Note: Both the deployment template and this documentation is currently work-in-progress.
We provide an example of a template that can be used to create a new AWS EMR cluster and start a secured H2O cluster. The template is meant as a starting point and users are expected to customize it.
- Download and install HashiCorm Terraform: https://www.terraform.io/
- Navigate your terminal to directory templates/emr/terraform of the H2O-3 repository
- Run terraform init
- Create a new EMR cluster by running terraform apply (type 'yes' when you are asked to confirm the configuration)

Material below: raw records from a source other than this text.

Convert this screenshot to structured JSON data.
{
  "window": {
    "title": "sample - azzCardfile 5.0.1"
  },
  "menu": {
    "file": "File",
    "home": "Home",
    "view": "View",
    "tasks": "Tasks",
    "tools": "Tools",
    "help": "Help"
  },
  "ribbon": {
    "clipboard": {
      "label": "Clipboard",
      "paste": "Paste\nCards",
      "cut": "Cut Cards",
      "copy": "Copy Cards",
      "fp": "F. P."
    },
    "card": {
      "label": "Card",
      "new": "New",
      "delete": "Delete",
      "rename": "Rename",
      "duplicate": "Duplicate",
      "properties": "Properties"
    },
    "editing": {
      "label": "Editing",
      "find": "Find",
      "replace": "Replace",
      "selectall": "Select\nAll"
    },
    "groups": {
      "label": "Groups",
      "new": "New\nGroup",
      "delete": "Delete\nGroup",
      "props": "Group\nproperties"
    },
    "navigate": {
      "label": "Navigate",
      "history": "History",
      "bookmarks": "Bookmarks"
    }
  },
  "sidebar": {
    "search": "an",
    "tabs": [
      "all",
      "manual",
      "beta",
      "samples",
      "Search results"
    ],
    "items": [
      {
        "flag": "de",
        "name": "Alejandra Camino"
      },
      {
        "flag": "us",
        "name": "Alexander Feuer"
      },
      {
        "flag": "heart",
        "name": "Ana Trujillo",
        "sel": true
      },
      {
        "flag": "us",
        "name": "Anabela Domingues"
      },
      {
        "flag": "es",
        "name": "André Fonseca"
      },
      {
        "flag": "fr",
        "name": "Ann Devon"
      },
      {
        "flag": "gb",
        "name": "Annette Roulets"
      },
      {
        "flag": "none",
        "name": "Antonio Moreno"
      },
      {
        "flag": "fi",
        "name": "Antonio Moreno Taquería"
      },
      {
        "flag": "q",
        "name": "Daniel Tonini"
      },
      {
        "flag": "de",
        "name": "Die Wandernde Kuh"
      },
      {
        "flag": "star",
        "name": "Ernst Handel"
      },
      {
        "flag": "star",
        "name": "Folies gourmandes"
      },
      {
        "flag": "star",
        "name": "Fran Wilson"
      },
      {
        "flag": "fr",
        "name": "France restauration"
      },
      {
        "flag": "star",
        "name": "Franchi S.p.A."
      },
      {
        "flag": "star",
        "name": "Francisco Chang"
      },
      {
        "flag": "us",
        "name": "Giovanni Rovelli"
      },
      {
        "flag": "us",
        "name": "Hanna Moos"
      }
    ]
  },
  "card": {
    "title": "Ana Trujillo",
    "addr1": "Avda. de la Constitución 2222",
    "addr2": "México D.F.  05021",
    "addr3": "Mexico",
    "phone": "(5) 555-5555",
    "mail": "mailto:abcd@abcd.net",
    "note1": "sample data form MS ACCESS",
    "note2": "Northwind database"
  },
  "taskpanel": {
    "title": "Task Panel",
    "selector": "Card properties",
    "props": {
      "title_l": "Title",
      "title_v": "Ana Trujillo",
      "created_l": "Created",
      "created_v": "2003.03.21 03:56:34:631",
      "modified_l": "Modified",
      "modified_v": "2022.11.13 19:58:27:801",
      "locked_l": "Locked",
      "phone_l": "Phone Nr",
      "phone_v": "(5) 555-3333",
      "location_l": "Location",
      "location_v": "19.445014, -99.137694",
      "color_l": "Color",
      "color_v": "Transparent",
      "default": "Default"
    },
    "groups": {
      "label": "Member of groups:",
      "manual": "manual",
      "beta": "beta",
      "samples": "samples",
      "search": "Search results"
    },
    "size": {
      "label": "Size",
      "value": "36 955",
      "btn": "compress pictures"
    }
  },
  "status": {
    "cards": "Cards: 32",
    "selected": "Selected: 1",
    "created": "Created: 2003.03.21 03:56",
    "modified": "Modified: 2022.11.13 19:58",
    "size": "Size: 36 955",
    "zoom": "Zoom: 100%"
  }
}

- this command will ask you for your AWS access key and secret key
- it will setup the security groups and networking needed to run an H2O cluster (review the configuration in modules/network)
- it will create a 2 node H2O cluster using m5.xlarge instance, type and number of instances used can be changed in modules/emr/variables.tf)
- H2O Flow will be exposed on the master node of the cluster on port 54321, Flow will be password protected - use username root and password password to login. LDAP authentication is used.
- connection is secured using self-signed SSL/TLS certificate, this certificate is generated by the bootstrap process.
- You should see a similar output to:
- flow_url = https://ec2-54-162-73-112.compute-1.amazonaws.com:54321/
- Navigate your browser to the given flow_url and login using the given username and password. You will need to accept the self-signed security certificate.
Please keep in mind that this cluster will be publicly available and the H2O port be open to public.